Cryoglobulins are present in about a quarter of patients with hepatitis C; in some, cryoglobulinemia can become symptomatic or even life-threatening. The latest article in our Current Concepts review series summarizes evolving therapy for the disorder, including new therapeutic options that are becoming available.
Cryoglobulins are immunoglobulins characterized by their insolubility at low temperatures and their dissolution after rewarming to body temperature. On the basis of their immunochemical composition, cryoglobulins are classified as either single (type I), consisting of a monoclonal immunoglobulin, or mixed, comprising two or more immunoglobulin isotypes, with (type II) or without (type III) a monoclonal component.
• What is the relationship between cryoglobulinemia and hepatitis C virus?
In the early 1990s, it became evident that more than 90% of patients with mixed cryoglobulinemia were infected with hepatitis C virus (HCV). Cryoglobulins can be detected in 25 to 30% of HCV-positive patients, but in asymptomatic cases, treatment is unnecessary.

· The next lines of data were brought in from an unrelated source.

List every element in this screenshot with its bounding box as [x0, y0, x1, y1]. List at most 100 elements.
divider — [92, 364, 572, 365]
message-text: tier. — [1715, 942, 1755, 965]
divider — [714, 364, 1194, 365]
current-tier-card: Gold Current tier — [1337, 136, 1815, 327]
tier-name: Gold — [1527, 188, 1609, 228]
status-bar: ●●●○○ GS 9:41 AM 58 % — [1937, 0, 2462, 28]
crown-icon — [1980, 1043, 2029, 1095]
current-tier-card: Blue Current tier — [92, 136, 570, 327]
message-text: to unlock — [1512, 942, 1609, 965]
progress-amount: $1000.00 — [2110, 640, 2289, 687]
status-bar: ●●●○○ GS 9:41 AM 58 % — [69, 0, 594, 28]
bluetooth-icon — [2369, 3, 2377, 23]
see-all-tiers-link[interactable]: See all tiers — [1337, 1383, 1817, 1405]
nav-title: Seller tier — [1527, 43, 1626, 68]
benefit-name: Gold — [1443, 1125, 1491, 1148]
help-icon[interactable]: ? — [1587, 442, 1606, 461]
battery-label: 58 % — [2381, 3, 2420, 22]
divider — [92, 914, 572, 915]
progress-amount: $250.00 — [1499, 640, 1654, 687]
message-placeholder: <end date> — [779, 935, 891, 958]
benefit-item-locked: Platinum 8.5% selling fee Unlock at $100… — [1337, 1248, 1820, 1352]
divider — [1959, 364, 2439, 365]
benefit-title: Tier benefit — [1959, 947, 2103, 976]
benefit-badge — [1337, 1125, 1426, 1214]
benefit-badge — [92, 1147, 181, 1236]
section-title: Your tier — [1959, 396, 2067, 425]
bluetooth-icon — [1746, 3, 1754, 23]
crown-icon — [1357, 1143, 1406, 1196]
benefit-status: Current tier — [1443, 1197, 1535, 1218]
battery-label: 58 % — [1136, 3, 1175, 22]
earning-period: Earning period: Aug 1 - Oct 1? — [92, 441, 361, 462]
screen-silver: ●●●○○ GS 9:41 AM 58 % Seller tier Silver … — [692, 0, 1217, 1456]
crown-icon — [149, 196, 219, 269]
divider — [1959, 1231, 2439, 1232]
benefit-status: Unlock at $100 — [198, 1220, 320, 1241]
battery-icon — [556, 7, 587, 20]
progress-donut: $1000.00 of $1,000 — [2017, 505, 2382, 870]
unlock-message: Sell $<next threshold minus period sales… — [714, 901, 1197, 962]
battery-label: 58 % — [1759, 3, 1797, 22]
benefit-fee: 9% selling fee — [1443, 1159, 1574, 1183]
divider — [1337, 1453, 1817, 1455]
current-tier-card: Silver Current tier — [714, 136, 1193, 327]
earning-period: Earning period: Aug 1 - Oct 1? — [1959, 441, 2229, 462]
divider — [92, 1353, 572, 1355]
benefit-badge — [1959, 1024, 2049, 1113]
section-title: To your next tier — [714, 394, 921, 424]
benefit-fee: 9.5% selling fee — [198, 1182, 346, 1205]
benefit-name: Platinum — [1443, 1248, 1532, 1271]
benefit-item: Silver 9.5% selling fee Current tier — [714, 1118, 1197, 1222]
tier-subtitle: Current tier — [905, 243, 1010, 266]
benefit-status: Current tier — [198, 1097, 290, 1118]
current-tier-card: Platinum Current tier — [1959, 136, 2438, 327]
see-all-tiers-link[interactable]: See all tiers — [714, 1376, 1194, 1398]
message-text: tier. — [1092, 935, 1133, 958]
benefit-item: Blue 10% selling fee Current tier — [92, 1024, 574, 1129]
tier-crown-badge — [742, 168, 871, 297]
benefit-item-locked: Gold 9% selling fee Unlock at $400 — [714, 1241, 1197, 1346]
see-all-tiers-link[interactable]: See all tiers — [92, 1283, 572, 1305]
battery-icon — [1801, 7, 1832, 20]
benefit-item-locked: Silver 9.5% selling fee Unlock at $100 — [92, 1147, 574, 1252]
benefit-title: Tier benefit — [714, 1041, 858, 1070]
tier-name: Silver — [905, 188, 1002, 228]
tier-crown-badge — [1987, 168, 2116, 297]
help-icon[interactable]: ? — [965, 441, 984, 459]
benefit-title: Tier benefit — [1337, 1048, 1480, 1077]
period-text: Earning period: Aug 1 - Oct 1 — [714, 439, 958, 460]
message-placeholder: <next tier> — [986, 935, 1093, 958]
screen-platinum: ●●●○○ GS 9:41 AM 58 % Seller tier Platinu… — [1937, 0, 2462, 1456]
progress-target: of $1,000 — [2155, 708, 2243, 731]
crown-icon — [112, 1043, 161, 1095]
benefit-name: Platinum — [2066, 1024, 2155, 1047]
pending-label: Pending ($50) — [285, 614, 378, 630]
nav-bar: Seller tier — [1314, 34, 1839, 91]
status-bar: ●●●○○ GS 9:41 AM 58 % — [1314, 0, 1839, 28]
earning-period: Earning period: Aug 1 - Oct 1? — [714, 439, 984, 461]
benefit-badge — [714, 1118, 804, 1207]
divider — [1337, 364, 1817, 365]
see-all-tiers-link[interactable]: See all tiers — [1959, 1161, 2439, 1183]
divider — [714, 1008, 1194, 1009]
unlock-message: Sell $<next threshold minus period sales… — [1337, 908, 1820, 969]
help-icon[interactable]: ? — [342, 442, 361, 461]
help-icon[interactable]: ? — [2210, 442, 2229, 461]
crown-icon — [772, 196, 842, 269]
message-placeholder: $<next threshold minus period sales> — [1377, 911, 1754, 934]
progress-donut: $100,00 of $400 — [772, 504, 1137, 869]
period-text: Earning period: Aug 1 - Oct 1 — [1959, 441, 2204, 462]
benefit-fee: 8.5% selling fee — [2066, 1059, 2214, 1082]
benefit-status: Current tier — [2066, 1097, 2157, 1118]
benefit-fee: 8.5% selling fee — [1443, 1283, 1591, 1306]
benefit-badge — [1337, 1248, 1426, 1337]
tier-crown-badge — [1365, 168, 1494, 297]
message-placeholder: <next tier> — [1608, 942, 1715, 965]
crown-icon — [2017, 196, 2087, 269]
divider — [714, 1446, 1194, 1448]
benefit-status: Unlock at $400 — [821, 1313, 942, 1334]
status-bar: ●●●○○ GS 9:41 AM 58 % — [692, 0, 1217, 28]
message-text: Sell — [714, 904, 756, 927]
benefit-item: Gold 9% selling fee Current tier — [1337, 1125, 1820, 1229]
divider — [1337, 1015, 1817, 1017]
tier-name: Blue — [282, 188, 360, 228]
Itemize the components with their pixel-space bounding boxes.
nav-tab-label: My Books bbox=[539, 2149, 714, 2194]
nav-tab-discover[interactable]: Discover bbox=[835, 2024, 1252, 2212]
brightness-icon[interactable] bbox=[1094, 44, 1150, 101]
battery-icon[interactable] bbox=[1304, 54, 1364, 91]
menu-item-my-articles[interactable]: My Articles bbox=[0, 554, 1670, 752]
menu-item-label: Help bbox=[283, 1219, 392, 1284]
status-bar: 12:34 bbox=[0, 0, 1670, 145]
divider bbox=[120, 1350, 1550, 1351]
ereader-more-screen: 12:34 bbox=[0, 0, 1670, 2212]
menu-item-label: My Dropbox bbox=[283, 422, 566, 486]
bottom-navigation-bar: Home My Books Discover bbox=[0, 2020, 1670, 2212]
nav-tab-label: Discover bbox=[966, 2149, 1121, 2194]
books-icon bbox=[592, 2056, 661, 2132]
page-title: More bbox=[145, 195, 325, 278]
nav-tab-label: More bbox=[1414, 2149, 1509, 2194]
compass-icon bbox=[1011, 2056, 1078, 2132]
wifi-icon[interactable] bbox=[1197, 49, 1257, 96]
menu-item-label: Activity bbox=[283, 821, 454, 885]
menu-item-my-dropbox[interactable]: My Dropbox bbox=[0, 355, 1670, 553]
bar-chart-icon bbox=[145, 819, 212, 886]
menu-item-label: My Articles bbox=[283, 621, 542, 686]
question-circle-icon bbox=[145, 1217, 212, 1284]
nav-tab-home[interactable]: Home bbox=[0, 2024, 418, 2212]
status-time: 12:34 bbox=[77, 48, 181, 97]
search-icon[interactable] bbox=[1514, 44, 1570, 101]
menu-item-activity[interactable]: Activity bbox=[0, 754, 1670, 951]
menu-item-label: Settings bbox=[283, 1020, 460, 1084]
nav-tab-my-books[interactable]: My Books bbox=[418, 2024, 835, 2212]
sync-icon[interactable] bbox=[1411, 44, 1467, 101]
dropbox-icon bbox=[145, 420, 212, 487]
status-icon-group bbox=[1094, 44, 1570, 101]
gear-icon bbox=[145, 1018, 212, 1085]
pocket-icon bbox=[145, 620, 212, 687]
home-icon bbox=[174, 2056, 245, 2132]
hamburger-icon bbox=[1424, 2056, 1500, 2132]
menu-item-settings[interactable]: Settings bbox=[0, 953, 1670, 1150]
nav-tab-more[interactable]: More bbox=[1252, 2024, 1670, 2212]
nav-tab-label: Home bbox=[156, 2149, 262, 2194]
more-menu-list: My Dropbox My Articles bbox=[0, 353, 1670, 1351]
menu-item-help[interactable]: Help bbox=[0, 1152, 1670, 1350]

• In patients with HCV and cryoglobulinemic vasculitis, what factors are predictive of a poor response to peginterferon alpha and ribavirin?
Several host and viral factors predictive of a poor response or no response to peginterferon alfa and ribavirin have been identified — namely, obesity, hepatic steatosis, insulin resistance, alcohol consumption, drug abuse, advanced age, male sex, ethnic group, high viral load, advanced liver fibrosis, and infection with HCV genotype 1 or 4.
Morning Report Questions
Q: When should rituximab be considered for patients with cryoglobulinemic vasculitis?
A: Whether rituximab should be administered to patients with cryoglobulinemic vasculitis as first- or second-line therapy remains to be determined. On the basis of clinical evidence from uncontrolled and nonrandomized studies, the combination of peginterferon alfa and ribavirin as first-line therapy is recommended for patients with mild-to-moderate disease activity, although peginterferon alfa may exacerbate some of the clinical features of cryoglobulinemic vasculitis, such as skin ulcers and peripheral neuropathy. However, for patients with active disease that is resistant to the antiviral agents, as well as for patients with life-threatening cryoglobulinemic vasculitis, the addition of rituximab or other B-cell-depleting monoclonal antibodies can restrain the clonal expansion of a rheumatoid factor-producing B-cell subset. This form of triple therapy should be accompanied or augmented by plasmapheresis and immunosuppressive therapy.
Q: What is the role for double filtration plasmapheresis in cryoglobulinemic vasculitis?
A: Therapeutic apheresis, a procedure generally performed for palliative purposes, can be useful in the treatment of patients with cryoglobulinemic vasculitis who have a hyperviscosity syndrome. The underlying rationale is the possibility of removing both the cryoprecipitating proteins and the viral particles. Although multicenter, randomized studies comparing plasma exchange with either placebo or immunosuppressive therapy are still lacking, strikingly positive results have been reported. In particular, double-filtration plasmapheresis allows the selective removal of pathogenic substances from plasma while preserving other, essential components. Candidates for double-filtration plasmapheresis are patients with late, refractory-stage cryoglobulinemic vasculitis, as well as those with earlier disease stages. The procedure can be used alone or in combination with antiviral therapy.